I am currently working on a PHP/MySQL based ecommerce engine and was wondering about the best strategy to use for remembering the customers shopping basket.

I the past i have worked on baskets that get stored in a db table - however this table invarably grows over time and needs some kind of cleaning out script / cron thing.

I was thinking about just storing the basket as an array in a cookie (product id & quantity). Does anyone use this technique? Would i be limited by the number of items i can add?

Any thoughts appreciated!

martyt

2:57 pm on Apr 2, 2004 (gmt 0)

10+ Year Member



If you use a cookie, you're passing *all* that data back and forth on every page hit. Not a good idea, especially if the cart will get very big or if you're passing a lot of data. You might be able to get away with it if you're compact about what data you need in the cart -- all you should really require is the productid and quantity for each item in the cart.

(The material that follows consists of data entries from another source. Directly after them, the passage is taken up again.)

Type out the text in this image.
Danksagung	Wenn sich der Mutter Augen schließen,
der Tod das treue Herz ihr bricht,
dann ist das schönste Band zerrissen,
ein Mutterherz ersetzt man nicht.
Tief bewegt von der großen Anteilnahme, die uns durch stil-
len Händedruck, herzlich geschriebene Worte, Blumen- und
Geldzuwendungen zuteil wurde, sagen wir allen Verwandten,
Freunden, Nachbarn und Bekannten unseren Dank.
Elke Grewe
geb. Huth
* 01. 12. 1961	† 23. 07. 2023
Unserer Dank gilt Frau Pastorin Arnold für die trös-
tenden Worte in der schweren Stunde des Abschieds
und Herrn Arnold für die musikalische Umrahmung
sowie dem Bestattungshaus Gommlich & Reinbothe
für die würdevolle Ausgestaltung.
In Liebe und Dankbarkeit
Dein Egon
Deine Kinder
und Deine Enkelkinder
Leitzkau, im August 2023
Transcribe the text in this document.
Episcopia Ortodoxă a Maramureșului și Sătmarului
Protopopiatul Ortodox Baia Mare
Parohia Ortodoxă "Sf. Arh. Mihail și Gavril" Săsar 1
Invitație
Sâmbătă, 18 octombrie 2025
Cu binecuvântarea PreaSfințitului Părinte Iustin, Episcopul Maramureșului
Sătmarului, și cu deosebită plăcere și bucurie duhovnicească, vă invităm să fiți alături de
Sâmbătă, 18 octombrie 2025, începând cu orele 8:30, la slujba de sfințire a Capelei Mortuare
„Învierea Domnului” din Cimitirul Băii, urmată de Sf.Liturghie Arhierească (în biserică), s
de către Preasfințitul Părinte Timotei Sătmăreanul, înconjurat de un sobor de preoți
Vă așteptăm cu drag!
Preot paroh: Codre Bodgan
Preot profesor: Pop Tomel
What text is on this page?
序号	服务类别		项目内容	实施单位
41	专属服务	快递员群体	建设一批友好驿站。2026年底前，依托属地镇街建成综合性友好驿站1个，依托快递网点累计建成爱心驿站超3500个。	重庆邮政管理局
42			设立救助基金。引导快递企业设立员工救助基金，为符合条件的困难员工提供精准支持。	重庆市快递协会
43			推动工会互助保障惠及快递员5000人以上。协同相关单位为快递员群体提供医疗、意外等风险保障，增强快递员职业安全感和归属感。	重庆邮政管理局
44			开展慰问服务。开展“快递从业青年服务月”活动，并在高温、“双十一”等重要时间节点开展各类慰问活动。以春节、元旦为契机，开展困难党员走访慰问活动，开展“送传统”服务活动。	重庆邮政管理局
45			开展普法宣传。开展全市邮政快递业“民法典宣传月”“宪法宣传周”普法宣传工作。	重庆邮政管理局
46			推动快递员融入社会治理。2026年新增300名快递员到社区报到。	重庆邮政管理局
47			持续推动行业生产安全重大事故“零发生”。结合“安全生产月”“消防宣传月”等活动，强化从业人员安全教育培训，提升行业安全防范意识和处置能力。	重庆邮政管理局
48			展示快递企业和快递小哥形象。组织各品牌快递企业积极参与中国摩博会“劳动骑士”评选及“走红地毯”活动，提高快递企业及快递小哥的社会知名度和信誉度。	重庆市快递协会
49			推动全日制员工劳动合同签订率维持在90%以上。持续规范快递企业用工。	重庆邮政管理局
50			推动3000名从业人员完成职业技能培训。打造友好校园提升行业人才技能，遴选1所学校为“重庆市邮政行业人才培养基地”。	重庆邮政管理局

The database solution is, imo, the cleanest. At order creation time, you'd transfer the data from the shopping cart table to order table and delete it from the shopping cart table, so the only growth you'd see in the shopping cart table would be from abandoned carts. And you can take care of that every now and then by deleting all rows that haven't been touched "recently." (keep a timestamp on every item in the cart so you can identify those that are old and not a customer in progress.)

With the database solution, the only cookie you need to pass back and forth is the cart ID (I'd use a GUID to ensure uniqueness). Store the cart ID in a session variable and you don't even have to pass it around as a cookie (though you run the risk of customers losing their cart unexpectedly if the server restarts your web app).